What is garment costing?
Garment costing is the process of assigning a monetary value to every resource used to make a garment, including materials, trims, labour, conversion charges, and overhead, to determine the cost per unit that drives pricing and margin.
What are the four stages of garment costing?
The four stages are preliminary (pre) costing, cost of adoption, pre-production costing, and actual cost analysis. Each tightens the estimate as the design moves from concept to finished product.
What percentage of a garment’s cost is fabric?
Fabric is the single largest component, typically 60 to 70% of the cost of a basic style garment. The figure rises for premium fibres and complex designs.
What is the difference between absorption costing and variable costing?
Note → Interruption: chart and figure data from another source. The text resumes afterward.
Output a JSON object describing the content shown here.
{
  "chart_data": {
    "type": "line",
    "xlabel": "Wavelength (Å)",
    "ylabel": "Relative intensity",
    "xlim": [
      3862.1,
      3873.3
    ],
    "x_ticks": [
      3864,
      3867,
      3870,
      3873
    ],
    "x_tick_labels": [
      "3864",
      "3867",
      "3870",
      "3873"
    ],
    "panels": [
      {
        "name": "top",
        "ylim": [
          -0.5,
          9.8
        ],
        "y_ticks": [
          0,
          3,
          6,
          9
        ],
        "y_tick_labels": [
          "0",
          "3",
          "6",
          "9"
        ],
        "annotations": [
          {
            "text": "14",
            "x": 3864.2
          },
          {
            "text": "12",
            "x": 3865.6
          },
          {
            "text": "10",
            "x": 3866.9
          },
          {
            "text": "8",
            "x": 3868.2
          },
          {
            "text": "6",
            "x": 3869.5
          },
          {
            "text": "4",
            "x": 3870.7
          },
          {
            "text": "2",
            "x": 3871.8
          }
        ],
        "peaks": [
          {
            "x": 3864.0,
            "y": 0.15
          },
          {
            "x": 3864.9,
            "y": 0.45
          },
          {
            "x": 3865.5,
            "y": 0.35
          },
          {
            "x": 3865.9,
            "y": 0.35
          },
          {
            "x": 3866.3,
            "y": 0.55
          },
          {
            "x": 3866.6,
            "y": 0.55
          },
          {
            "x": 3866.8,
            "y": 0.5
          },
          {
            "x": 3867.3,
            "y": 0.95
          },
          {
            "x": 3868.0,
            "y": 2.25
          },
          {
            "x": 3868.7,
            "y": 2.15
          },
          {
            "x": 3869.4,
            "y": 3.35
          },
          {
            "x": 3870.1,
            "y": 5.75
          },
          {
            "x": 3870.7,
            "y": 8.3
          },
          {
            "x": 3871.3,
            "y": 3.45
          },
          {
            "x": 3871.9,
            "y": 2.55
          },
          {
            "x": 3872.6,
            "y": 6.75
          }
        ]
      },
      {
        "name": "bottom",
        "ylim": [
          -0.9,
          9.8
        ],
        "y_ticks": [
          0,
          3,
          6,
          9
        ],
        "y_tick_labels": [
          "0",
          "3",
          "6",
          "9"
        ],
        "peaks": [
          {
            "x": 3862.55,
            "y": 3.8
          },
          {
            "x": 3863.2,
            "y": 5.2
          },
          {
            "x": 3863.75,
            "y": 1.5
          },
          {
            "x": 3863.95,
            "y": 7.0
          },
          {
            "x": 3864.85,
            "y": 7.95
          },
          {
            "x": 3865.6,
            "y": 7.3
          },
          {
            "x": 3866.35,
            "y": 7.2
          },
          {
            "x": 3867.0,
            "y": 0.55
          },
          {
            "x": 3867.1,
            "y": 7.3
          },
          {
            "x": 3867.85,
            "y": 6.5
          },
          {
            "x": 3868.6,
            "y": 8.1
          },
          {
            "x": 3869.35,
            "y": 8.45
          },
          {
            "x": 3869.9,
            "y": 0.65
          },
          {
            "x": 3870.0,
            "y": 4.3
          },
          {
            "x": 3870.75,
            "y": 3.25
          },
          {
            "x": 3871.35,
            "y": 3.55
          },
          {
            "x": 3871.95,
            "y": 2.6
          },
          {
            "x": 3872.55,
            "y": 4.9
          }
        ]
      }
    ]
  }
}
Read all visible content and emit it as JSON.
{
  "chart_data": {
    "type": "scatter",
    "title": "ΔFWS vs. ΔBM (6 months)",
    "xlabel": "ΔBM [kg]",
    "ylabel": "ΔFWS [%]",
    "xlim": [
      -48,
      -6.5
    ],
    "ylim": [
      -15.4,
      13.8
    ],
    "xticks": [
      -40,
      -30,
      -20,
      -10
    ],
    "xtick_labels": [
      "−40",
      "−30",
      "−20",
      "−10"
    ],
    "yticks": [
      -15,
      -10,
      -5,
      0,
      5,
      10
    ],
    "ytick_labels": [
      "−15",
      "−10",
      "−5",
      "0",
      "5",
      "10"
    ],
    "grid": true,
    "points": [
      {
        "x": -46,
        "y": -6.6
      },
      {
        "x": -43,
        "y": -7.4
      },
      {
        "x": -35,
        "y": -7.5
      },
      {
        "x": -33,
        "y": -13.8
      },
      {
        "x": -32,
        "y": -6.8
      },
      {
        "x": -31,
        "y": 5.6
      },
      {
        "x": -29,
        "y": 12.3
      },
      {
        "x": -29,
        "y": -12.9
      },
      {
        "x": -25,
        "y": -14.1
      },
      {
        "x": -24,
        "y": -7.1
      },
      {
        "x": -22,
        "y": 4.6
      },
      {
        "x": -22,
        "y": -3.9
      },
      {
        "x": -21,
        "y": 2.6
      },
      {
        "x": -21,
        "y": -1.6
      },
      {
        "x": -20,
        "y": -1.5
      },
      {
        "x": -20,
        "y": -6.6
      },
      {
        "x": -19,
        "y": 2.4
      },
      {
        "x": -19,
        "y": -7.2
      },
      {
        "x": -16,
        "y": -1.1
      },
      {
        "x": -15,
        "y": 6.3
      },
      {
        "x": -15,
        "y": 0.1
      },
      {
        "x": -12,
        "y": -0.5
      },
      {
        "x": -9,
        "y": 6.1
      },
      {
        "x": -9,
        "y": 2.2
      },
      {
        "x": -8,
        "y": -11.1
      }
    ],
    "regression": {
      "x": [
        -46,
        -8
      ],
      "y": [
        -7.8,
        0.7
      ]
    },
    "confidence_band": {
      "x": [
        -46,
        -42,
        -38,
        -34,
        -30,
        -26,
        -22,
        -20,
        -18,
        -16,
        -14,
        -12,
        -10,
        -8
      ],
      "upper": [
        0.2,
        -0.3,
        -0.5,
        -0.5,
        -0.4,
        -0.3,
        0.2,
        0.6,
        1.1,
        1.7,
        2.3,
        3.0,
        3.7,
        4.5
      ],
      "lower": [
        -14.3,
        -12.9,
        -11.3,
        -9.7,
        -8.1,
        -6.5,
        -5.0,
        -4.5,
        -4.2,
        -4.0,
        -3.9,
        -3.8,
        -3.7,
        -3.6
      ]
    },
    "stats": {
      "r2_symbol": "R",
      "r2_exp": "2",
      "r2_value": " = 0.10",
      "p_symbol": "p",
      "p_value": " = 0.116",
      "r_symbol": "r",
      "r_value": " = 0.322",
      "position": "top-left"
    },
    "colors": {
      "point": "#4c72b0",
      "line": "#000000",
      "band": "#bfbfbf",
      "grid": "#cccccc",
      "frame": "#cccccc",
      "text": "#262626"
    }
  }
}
Absorption costing allocates both fixed and variable manufacturing overhead to each unit and is required under GAAP for external reporting. Variable costing includes only variable costs and is used internally for short-term decisions.
What is CMT in garment costing?
CMT stands for cut, make, trim, the cost of making a garment. It is calculated as cost per hour multiplied by the hours to make the style, divided by units produced, and includes the contractor’s profit.
What goes into a fashion cost sheet?
A cost sheet builds up from direct materials, labour, and expenses (prime cost), then adds factory overhead (works cost), administrative overhead (cost of production), selling overhead, and profit to reach the sales price.
How does ERP software reduce garment manufacturing costs?
ERP reduces costs by optimising inventory, automating manual tasks, improving data access, maximising material utilisation, and tracking sampling, all within a single system where estimated and actual costs stay reconciled.